For those artists wanting to get their act together and sell some art so they can keep on making art can I refer you to my website Art Business Info for Artists. It certainly does NOT have all the answers (for one thing I'm still building it!) - however I've now been told by a number of both professional and aspiring artists that it does provide some very useful insights into the process of moving from creating art to creating an art career.


  1. Thanks for posting, ... shared it!

  2. Thank you for trawling through all the comments and coming up with such a down to earth analysis. I didn't see the original article until you pointed it out, but I had been gently pondering on the questioning nature of art. Do we seek to ask questions in art, or to answer them?

  3. The categories of amateur vs professional may work in many cases, but often the separation is not clear or obscured with purpose.
    Latest statistics based on a survey on fine artists in Berlin say that only 8% of all artists have firm representation by a gallery, ca.17% have “loose” gallery representations.

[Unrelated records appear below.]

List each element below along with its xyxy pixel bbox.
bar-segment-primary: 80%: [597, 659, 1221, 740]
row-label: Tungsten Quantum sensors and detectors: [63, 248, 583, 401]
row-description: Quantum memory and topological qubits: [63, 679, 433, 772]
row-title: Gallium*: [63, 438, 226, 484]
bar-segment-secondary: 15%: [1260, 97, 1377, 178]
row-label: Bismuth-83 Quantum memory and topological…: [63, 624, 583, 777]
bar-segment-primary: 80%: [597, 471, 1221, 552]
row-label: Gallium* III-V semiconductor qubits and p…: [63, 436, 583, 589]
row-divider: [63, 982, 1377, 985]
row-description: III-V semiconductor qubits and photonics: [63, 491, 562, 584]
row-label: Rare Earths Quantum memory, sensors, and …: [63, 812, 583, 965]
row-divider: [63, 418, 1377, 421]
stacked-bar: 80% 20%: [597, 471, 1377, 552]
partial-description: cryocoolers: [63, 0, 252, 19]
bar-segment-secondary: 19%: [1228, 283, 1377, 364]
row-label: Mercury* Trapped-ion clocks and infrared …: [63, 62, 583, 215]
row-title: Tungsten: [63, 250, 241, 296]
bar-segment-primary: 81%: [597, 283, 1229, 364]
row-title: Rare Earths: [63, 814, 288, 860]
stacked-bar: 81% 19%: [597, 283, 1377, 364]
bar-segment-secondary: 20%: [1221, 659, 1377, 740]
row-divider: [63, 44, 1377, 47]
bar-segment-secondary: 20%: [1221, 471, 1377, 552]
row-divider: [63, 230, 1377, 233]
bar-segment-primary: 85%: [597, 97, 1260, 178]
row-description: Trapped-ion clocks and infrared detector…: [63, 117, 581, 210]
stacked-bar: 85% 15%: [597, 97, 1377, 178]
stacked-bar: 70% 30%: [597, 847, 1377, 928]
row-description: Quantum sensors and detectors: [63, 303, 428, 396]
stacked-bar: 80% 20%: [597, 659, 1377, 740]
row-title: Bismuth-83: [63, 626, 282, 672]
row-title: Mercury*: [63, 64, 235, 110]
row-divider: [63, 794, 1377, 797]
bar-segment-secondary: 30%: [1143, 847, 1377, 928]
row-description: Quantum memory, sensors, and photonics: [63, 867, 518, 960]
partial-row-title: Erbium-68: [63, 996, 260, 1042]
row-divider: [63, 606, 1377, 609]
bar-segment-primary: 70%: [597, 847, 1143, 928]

The most important sales channel is direct sales from artist’s studio with 37%. Only 11% of all artists In Berlin make more than € 30000 (slightly below average gross income in Germany) by selling their art, 31% make more than € 13000. Only 13% make more than 50% of their income by selling art. (
    On your next visit in a Berlin gallery chances are good to see amateur works.

  4. Excellent statistics!

    I must see if I can out the equivalent for other countries

  5. hello Katherine,
    I forgot to say clearly that the stats are based on a survey. The answers of 456 artists living in Berlin were used for the stats. There are however about 9400 Artists registered in Berlin as members of the public healthcare and pensionfunds for artists, these include graphic designers too.
    But in general the results are consistent with the yearly nation wide reports that the so called "Künstlersozialkasse" is publishing.

    There is certainly a "grey zone" as to income of artists who need to make a living before or after tax.